Socorro is the crash ingestion pipeline for Mozilla's products like Firefox. When Firefox crashes, the Breakpad crash reporter asks the user if the user would like to send a crash report. If the user answers "yes!", then the Breakpad crash reporter collects data related to the crash, generates a crash report, and submits that crash report as an HTTP POST to Socorro--specifically the Socorro collector.
The Socorro collector is one of several components that comprise Socorro. Each of the components has different uptime requirements and different security risk profiles. However, all the code is maintained in a single repository and we deploy everything every time we do a deploy. This is increasingly inflexible and makes it difficult for us to make architectural changes to Socorro without affecting everything and incurring uptime risk for components that have high uptime requirements.

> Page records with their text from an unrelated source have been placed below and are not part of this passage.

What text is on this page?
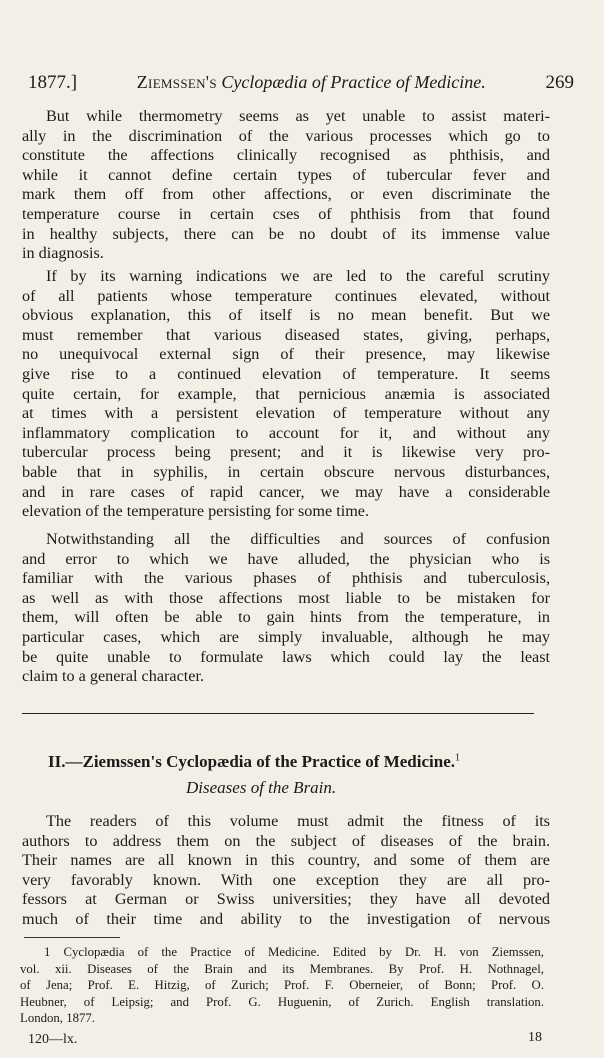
1877.]	Ziemssen's Cyclopædia of Practice of Medicine.	269
But while thermometry seems as yet unable to assist materi-
ally in the discrimination of the various processes which go to
constitute the affections clinically recognised as phthisis, and
while it cannot define certain types of tubercular fever and
mark them off from other affections, or even discriminate the
temperature course in certain cses of phthisis from that found
in healthy subjects, there can be no doubt of its immense value
in diagnosis.
If by its warning indications we are led to the careful scrutiny
of all patients whose temperature continues elevated, without
obvious explanation, this of itself is no mean benefit. But we
must remember that various diseased states, giving, perhaps,
no unequivocal external sign of their presence, may likewise
give rise to a continued elevation of temperature. It seems
quite certain, for example, that pernicious anæmia is associated
at times with a persistent elevation of temperature without any
inflammatory complication to account for it, and without any
tubercular process being present; and it is likewise very pro-
bable that in syphilis, in certain obscure nervous disturbances,
and in rare cases of rapid cancer, we may have a considerable
elevation of the temperature persisting for some time.
Notwithstanding all the difficulties and sources of confusion
and error to which we have alluded, the physician who is
familiar with the various phases of phthisis and tuberculosis,
as well as with those affections most liable to be mistaken for
them, will often be able to gain hints from the temperature, in
particular cases, which are simply invaluable, although he may
be quite unable to formulate laws which could lay the least
claim to a general character.
II.—Ziemssen's Cyclopædia of the Practice of Medicine.$^1$
Diseases of the Brain.
The readers of this volume must admit the fitness of its
authors to address them on the subject of diseases of the brain.
Their names are all known in this country, and some of them are
very favorably known. With one exception they are all pro-
fessors at German or Swiss universities; they have all devoted
much of their time and ability to the investigation of nervous
1 Cyclopædia of the Practice of Medicine. Edited by Dr. H. von Ziemssen,
vol. xii. Diseases of the Brain and its Membranes. By Prof. H. Nothnagel,
of Jena; Prof. E. Hitzig, of Zurich; Prof. F. Oberneier, of Bonn; Prof. O.
Heubner, of Leipsig; and Prof. G. Huguenin, of Zurich. English translation.
London, 1877.
120—lx.	18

Because of that, in early 2016, we embarked on a rearchitecture to split out some components of Socorro into separate services. The first component to get split out was the Socorro collector since it needs has the highest uptime requirements of all the Socorro components, but rarely changes, so it'd be a lot easier to meet those requirements if it was separate from the rest of Socorro.
Thus I was tasked with splitting out the Socorro collector and this blog post covers that project. It's a bit stream-of-consciousness, because I think there's some merit to explaining the thought process behind how I did the work over the course of the project for other people working on projects.